In the race to cure cancer, researchers look for roadblocks that could stop cancer in its tracks, preventing it from spreading to other parts of the body. Scientists from Wisonsin may have found that blockade – an enzyme critical to the ability of cells to metastasize, a biological phenomenon by which cells migrate.From the University of Wisconsin at Madison:Researchers identify key to cancer cell mobility
In the race to cure cancer, researchers look for roadblocks that could stop cancer in its tracks, preventing it from spreading to other parts of the body. Scientists from UW-Madison may have found that blockade – an enzyme critical to the ability of cells to metastasize, a biological phenomenon by which cells migrate. The findings are published in the Nov. 7 issue of the journal Nature.
“The real, life-threatening problem with most cancers is that they migrate away from the initial site,” says Richard Anderson, a UW-Madison pharmacology professor and senior author of the paper. “If we could regulate a cell’s ability to move in a selective way, we may be able to block cancer metastasis.”
Researchers have identified several important factors involved in cell migration, but they continue to search for the mechanisms that regulate these key factors. Anderson and his group have found that the enzyme, noted scientifically as PIPKIγ661, appears to underpin cells’ ability to move from organ to organ.
Cells can migrate through the body because they have small clusters of proteins called focal adhesions. When these clusters, located on the cell surface, respond to signals from molecules on other cells, they bind to those molecules. Once attached, the focal adhesions can pull the cell forward. Like wheels on a skateboard, these adhesions then give cells the ability to move around the body. The key to blocking this movement, says Anderson, is inhibiting the assembly of focal adhesions. But, as he adds, these protein clusters result from the activity of several key factors, which receive their signals from a number of sources – proteins inside the cell or molecules outside it. To block focal adhesion assembly, one would have to block this other activity.
The key to doing that appears to be the enzyme, PIPKIγ661, identified by Anderson and his colleagues, Kun Ling and Renee Doughman.
“What we’ve identified is an enzyme that regulates the assembly of focal adhesions,” says Anderson. “Researchers have been looking for this enzyme for years.”

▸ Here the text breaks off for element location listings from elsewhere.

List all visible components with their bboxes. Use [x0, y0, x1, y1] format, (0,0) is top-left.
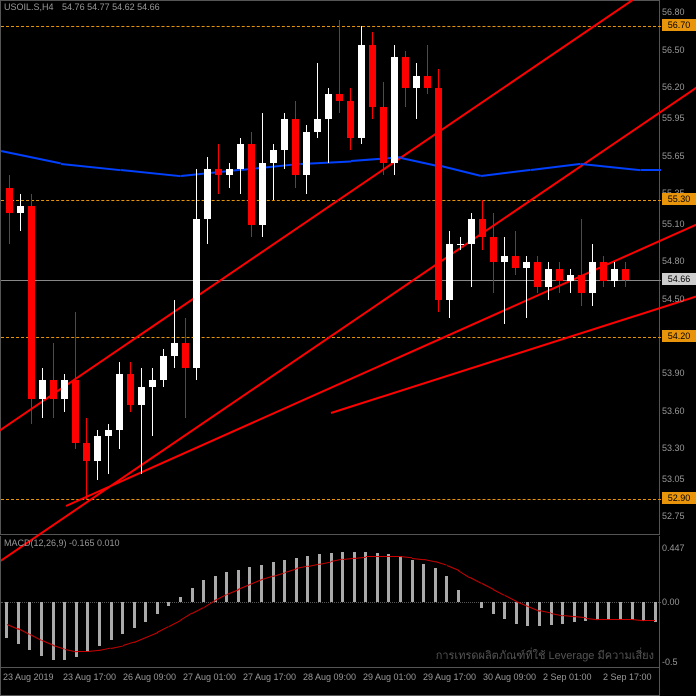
chart-container: USOIL.S,H4 54.76 54.77 54.62 54.66 MACD(…: [0, 0, 696, 696]
time-axis: 23 Aug 201923 Aug 17:0026 Aug 09:0027 Au…: [0, 668, 660, 696]
price-axis: 52.7553.0553.3053.6053.9054.2054.5054.80…: [660, 0, 696, 535]
watermark-text: การเทรดผลิตภัณฑ์ที่ใช้ Leverage มีความเส…: [436, 646, 654, 664]
macd-header: MACD(12,26,9) -0.165 0.010: [4, 538, 120, 548]
ohlc-label: 54.76 54.77 54.62 54.66: [62, 2, 160, 12]
chart-header: USOIL.S,H4 54.76 54.77 54.62 54.66: [4, 2, 160, 12]
symbol-label: USOIL.S,H4: [4, 2, 54, 12]
macd-axis: 0.4470.00-0.5: [660, 536, 696, 668]
main-price-chart[interactable]: [0, 0, 660, 535]
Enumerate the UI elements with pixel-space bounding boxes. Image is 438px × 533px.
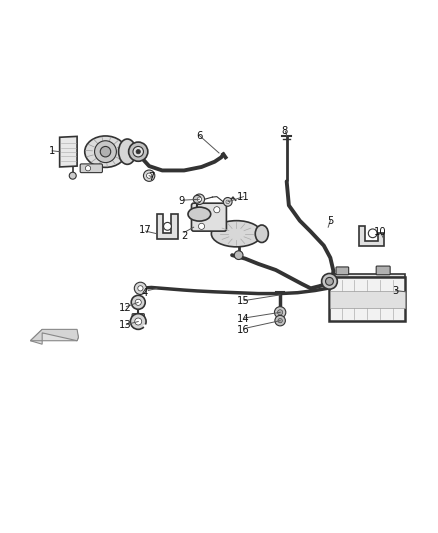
Circle shape [135, 318, 142, 325]
Text: 4: 4 [141, 288, 148, 298]
Ellipse shape [212, 221, 261, 247]
Ellipse shape [85, 136, 126, 167]
Circle shape [278, 318, 283, 323]
Circle shape [85, 166, 91, 171]
Circle shape [134, 282, 147, 294]
Ellipse shape [119, 139, 136, 164]
Circle shape [138, 286, 143, 291]
Ellipse shape [188, 207, 211, 221]
Text: 17: 17 [138, 225, 151, 235]
Circle shape [69, 172, 76, 179]
Text: 7: 7 [148, 172, 155, 182]
Polygon shape [157, 214, 178, 239]
Text: 9: 9 [179, 196, 185, 206]
Circle shape [321, 273, 337, 289]
Circle shape [223, 198, 232, 206]
Circle shape [278, 310, 283, 315]
Circle shape [136, 149, 141, 154]
Circle shape [129, 142, 148, 161]
Circle shape [144, 170, 155, 181]
Circle shape [214, 207, 220, 213]
Text: 16: 16 [237, 325, 249, 335]
FancyBboxPatch shape [329, 274, 406, 277]
Circle shape [197, 197, 201, 201]
FancyBboxPatch shape [132, 313, 145, 321]
Text: 1: 1 [49, 146, 55, 156]
Polygon shape [30, 329, 78, 341]
FancyBboxPatch shape [330, 290, 405, 308]
Circle shape [226, 200, 230, 204]
Circle shape [325, 277, 333, 285]
Polygon shape [359, 226, 384, 246]
FancyBboxPatch shape [336, 267, 349, 275]
FancyBboxPatch shape [80, 164, 102, 173]
Circle shape [275, 316, 286, 326]
Circle shape [368, 229, 377, 238]
Text: 2: 2 [181, 231, 187, 241]
Polygon shape [60, 136, 77, 167]
Circle shape [194, 194, 205, 205]
Text: 12: 12 [119, 303, 131, 313]
Text: 14: 14 [237, 314, 249, 324]
Text: 3: 3 [393, 286, 399, 295]
Circle shape [198, 223, 205, 229]
Text: 11: 11 [237, 192, 249, 201]
Text: 13: 13 [119, 320, 131, 330]
Text: 15: 15 [237, 296, 249, 306]
Circle shape [133, 147, 144, 157]
Circle shape [95, 141, 117, 163]
Circle shape [275, 306, 286, 318]
Text: 5: 5 [327, 216, 333, 225]
Circle shape [135, 299, 141, 305]
FancyBboxPatch shape [191, 203, 226, 231]
Polygon shape [30, 329, 78, 344]
Text: 6: 6 [196, 131, 202, 141]
Circle shape [100, 147, 111, 157]
Circle shape [131, 295, 145, 309]
Ellipse shape [255, 225, 268, 243]
FancyBboxPatch shape [329, 277, 406, 321]
Circle shape [193, 195, 201, 203]
Circle shape [163, 222, 171, 230]
Circle shape [234, 251, 243, 260]
Circle shape [131, 313, 146, 329]
Text: 10: 10 [374, 227, 387, 237]
FancyBboxPatch shape [376, 266, 390, 275]
Circle shape [147, 173, 152, 179]
Text: 8: 8 [281, 126, 288, 136]
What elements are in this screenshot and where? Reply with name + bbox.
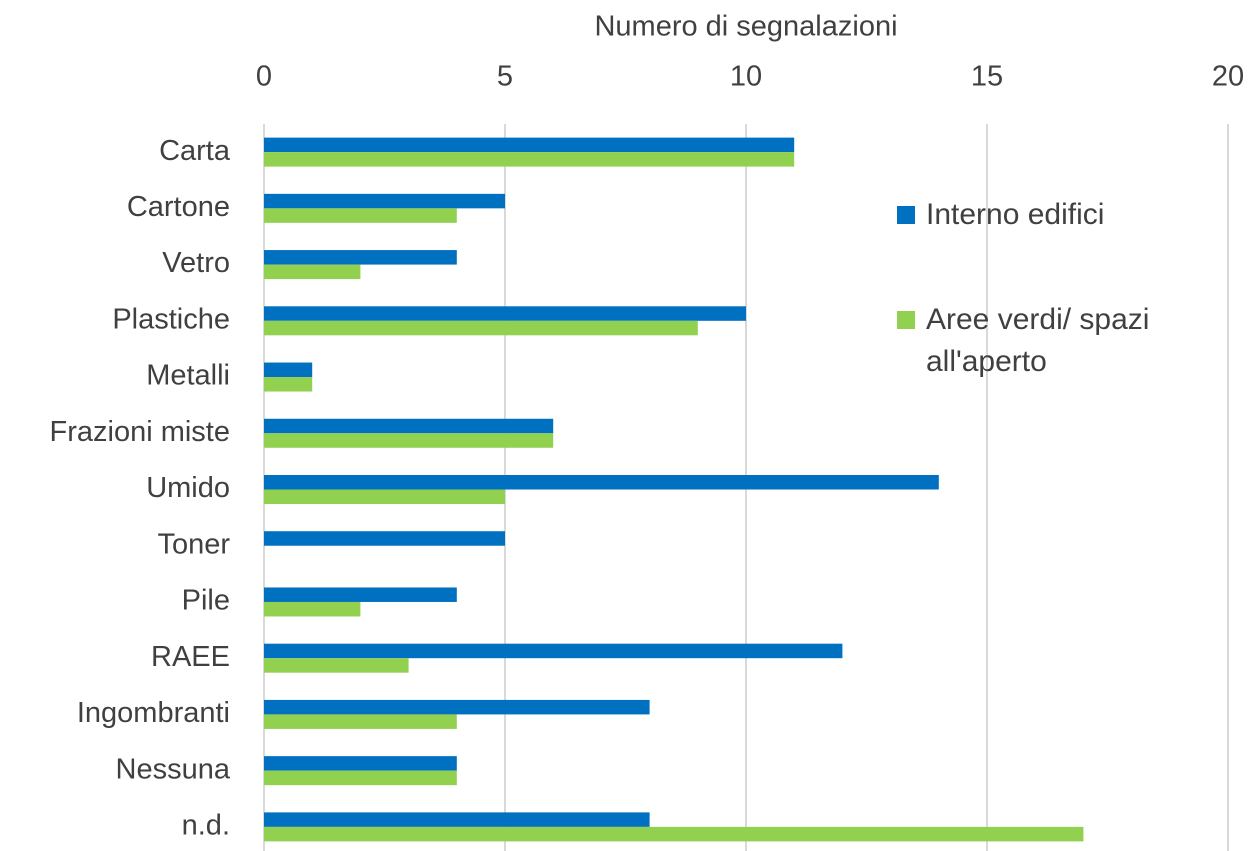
bar: [264, 587, 457, 602]
y-tick-label: Carta: [159, 135, 231, 167]
bar: [264, 826, 1084, 842]
bar: [264, 208, 457, 223]
y-tick-label: n.d.: [182, 810, 230, 842]
axis-title: Numero di segnalazioni: [594, 11, 897, 43]
y-tick-label: Toner: [157, 528, 230, 560]
bar: [264, 152, 795, 167]
bar: [264, 418, 554, 434]
bar: [264, 601, 361, 617]
bar: [264, 489, 505, 504]
x-tick-label: 10: [730, 61, 762, 93]
y-tick-label: Ingombranti: [77, 697, 230, 729]
bar: [264, 714, 457, 729]
y-tick-label: Pile: [182, 585, 230, 617]
y-tick-label: Metalli: [146, 360, 230, 392]
legend-swatch: [897, 206, 915, 224]
bar: [264, 531, 505, 546]
legend-swatch: [897, 311, 915, 329]
x-tick-label: 15: [971, 61, 1003, 93]
bar: [264, 320, 698, 336]
y-tick-label: Plastiche: [112, 303, 230, 335]
bar: [264, 812, 650, 827]
y-tick-label: Umido: [146, 472, 230, 504]
bar: [264, 193, 505, 209]
y-tick-label: Nessuna: [116, 753, 231, 785]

PIPKIγ661 interacts directly with two key proteins (FAK and talin) involved in focal adhesion assembly. At the same time, PIPKIγ661 also generates an important second messenger (P14,5P2) that Anderson says both regulates a number of important proteins inside the cell and stimulates their ability to form focal adhesions.
Because of this enzyme’s central role in regulating the factors involved in the assembly of focal adhesions, the researchers say it provides a promising target for developing drugs to prevent cancer cells from metastasizing.
“PIPKIγ661 is like one of those circular (traffic) intersections in Italy and England,” says Anderson. “There are all sorts of signals feeding in and out of it, and the traffic never stops.” Changing the design of the intersection, he says, could change the flow of those signals.
By blocking the activity of PIPKIγ661 – the intersection of focal adhesion assembly – cancer cells could become immobile, thereby unable to migrate to other parts of the body.
“Exactly how cancer cells metastasize has been poorly understood,” says Anderson. “This discovery is a real breakthrough that could really have an impact.”